Kabar24.com, JAKARTA - Sistem pemilihan presiden Amerika Serikat bisa dikatakan cukup unik yang membuat pemilih tidak bisa secara langsung memilih presiden mereka. Sebab, sistem pemilihan presiden di Amerika Serikat memakai sistem distrik dengan satuan daerah pemilihnya adalah negara bagian (state).
Jadi, meski warga Amerika Serikat menunjuk calon presiden Hillary Clinton dan Donald J. Trump ke kertas suara, yang mereka tunjuk sebenarnya adalah anggota Electoral College, lembaga pemilih presiden.
Berdasarkan informasi yang dikutip dari Tempo.co, Rabu (9/11/2016), sistem Electoral College adalah setiap orang yang dipilih dewan pimpinan partai di tingkat negara bagian yang menjadi perwakilan daerahnya untuk memberikan hak suara memilih presiden. Electoral College yang memiliki electoral votes (suara pemilu) tersebar di 50 negara bagian plus Washington, DC.
Untuk memenangi pemilu, seorang calon presiden Amerika harus mendapatkan minimal 270 dari 538 electoral votes yang ada. Setiap negara bagian memiliki jatah electoral votes yang berbeda.
Jatah ini ditentukan oleh banyaknya alokasi kursi Senat dan DPR yang dimiliki tiap-tiap negara bagian. Adapun alokasi kursi Senat dan DPR ini ditentukan oleh populasi penduduk.
Oleh karena itu, negara bagian dengan jumlah electoral votes besar menjadi bidikan para kandidat. Data Real Clear Politics menyebut jumlah electoral votes terbanyak berada di California (55), Texas (38), Florida (29), dan New York (29).
Lalu bagaimana jika dua calon yang muncul suaranya persis sama di Electoral College? Pengalaman 200 tahun sejarah Amerika sudah 10 anggota Electoral College yang berkhianat pada calon partainya.
Namun, jika tetap seri, kemenangan akan ditentukan oleh DPR Amerika Serikat.

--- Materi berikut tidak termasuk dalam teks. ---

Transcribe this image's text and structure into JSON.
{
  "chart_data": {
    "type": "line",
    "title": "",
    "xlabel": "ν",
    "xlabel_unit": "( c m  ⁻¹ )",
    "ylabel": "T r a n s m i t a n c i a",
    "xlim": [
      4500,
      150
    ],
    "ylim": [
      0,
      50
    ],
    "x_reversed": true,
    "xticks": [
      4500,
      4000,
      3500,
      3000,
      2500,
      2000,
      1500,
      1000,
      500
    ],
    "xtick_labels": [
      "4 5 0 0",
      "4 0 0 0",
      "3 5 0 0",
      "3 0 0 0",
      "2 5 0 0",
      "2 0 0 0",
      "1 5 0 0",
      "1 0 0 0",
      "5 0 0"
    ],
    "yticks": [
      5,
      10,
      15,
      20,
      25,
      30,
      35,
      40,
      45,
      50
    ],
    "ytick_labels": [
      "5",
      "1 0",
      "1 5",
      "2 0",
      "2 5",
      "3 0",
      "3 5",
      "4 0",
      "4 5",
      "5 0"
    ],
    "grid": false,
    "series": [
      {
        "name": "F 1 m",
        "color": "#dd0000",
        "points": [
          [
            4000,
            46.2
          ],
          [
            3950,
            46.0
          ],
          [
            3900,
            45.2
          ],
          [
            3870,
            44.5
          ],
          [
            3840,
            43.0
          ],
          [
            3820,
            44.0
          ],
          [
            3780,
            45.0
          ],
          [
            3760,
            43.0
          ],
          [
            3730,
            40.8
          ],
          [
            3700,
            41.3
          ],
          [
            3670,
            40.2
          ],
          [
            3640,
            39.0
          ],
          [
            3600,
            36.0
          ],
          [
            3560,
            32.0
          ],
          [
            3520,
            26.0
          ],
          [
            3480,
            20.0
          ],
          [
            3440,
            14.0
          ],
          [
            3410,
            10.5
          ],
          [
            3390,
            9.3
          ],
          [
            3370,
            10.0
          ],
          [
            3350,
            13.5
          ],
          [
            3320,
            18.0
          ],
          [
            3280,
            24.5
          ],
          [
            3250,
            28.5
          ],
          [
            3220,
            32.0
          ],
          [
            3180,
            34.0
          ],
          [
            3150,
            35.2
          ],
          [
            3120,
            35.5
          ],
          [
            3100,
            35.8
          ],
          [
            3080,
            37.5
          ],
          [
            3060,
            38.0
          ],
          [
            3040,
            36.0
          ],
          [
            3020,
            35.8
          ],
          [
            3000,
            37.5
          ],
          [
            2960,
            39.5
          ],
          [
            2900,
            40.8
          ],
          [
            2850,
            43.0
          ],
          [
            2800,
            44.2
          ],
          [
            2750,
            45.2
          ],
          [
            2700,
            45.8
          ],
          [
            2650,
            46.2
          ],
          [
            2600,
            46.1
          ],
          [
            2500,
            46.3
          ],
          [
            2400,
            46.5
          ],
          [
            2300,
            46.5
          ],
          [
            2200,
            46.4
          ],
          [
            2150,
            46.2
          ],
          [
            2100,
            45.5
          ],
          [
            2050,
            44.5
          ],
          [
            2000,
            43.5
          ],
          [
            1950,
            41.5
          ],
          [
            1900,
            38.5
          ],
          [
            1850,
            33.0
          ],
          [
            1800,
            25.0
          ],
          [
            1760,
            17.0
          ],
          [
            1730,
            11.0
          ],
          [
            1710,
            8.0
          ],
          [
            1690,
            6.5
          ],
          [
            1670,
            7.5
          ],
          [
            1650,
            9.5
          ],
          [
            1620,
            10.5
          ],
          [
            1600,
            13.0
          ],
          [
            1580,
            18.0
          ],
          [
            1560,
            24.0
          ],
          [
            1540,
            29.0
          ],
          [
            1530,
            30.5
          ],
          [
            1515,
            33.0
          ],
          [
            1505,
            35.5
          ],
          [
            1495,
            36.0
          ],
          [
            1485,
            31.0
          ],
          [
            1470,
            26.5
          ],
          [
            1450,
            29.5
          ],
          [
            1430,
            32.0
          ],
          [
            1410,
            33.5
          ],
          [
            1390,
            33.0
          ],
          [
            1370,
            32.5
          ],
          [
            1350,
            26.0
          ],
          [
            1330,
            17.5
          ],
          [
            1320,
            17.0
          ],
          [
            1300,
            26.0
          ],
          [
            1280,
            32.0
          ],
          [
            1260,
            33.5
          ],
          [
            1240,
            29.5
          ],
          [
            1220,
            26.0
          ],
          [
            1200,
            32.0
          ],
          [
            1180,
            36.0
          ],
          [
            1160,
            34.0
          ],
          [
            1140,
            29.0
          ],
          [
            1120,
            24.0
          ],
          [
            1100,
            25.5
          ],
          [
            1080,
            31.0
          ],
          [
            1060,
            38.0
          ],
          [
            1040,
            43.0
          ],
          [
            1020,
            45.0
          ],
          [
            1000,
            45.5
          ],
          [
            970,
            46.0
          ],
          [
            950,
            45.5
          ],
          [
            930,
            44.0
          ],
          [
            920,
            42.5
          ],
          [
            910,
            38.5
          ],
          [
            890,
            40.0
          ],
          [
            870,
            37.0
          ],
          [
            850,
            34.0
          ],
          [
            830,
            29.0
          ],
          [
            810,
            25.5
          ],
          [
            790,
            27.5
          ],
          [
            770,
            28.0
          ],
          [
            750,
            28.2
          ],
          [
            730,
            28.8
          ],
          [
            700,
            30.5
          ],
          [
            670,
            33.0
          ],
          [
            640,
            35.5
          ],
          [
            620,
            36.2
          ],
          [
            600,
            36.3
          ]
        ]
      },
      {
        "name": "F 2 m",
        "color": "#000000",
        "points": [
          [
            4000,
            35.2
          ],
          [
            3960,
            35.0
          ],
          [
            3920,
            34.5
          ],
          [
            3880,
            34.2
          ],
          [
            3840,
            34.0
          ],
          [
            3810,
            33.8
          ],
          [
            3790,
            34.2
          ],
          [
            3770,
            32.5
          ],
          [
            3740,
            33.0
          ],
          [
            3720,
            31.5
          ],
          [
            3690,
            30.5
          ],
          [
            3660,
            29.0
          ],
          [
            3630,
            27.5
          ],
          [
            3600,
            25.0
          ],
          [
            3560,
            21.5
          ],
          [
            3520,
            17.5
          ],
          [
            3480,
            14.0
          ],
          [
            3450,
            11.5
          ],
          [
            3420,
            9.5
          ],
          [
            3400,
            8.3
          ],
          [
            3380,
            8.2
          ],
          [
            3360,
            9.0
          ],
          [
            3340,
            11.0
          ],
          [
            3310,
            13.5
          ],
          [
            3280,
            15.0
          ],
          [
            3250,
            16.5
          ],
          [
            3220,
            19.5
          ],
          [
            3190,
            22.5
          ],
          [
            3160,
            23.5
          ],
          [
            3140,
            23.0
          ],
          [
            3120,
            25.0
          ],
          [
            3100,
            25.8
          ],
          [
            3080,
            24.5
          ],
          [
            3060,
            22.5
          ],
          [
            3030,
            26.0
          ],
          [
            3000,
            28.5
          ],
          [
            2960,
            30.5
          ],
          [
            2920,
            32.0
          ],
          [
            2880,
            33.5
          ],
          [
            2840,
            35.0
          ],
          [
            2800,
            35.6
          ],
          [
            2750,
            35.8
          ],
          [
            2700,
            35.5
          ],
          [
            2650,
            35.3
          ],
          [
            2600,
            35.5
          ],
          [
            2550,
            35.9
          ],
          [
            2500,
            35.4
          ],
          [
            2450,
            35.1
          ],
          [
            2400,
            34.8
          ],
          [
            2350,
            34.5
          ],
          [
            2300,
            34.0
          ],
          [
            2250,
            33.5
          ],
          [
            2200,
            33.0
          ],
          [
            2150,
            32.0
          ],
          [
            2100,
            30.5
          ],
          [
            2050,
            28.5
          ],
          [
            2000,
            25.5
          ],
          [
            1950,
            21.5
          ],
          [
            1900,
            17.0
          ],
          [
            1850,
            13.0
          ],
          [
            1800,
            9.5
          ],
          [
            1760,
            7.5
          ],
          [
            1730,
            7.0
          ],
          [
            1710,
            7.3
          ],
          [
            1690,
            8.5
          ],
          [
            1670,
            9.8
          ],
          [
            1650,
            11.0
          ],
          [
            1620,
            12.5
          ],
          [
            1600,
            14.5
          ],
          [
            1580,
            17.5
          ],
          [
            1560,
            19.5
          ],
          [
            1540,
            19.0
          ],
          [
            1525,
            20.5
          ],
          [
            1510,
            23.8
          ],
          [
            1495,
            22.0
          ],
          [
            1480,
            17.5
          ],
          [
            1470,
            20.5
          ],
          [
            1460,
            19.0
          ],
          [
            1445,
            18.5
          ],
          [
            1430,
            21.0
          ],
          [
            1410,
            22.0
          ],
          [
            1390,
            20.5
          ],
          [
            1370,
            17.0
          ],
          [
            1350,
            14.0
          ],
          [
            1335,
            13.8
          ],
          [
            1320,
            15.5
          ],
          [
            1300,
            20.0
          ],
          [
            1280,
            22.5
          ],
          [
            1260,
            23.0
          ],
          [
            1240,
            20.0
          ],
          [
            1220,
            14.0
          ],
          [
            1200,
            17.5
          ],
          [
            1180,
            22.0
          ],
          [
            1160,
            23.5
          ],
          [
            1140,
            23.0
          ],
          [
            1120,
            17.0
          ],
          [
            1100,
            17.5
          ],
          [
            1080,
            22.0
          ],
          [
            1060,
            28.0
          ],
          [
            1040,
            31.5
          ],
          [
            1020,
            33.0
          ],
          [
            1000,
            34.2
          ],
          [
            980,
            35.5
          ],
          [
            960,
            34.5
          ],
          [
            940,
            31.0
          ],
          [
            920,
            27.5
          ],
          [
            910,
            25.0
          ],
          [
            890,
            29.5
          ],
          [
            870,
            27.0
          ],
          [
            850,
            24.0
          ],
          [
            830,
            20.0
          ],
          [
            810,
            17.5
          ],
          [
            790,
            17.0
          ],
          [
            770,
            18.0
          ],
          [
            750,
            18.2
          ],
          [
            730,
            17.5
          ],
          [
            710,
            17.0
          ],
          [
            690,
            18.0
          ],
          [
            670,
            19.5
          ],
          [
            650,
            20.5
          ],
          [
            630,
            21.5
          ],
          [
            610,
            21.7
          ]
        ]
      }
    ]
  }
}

Para anggota House of Representatives akan memutuskan presiden berikutnya. Adapun wakil presiden ditentukan oleh Senat.
Sejarah pemilihan presiden Amerika Serikat pernah menunjukan hasil berbeda dengan jumlah suara pemilih. Pengalaman tidak mengenakan bagi calon presiden pernah terjadi pada pemilihan pada 2000 silam.
Sistem perhitungan suara peninggalan abad ke-18 ini kala itu menghasilkan seorang presiden terpilih berasal dari kandidat yang kalah dalam pemungutan suara populer.
Al Gore, calon dari Partai Demokrat yang mengikuti pemilihan pada 2000 berhasil unggul lebih dari 500.000 suara (popular votes). Namun, George W Bush yang terpilih menjadi presiden Amerika Serikat karena berhasil meraih 271 electoral college sementara Al Gore hanya 266 electoral.
Ketika banyak pihak di Amerika meminta perubahan sistem pemilihan presiden Amerika, partai Republik yang pernah diuntungkan itu menolak untuk mengubah sistem electoral. "Kalau tak rusak, janganlah diperbaiki," ungkap Mike Devanney, Direktur Eksekutif Komite Partai Republik dari County Alleghany, Pennsylvania, 2004 silam.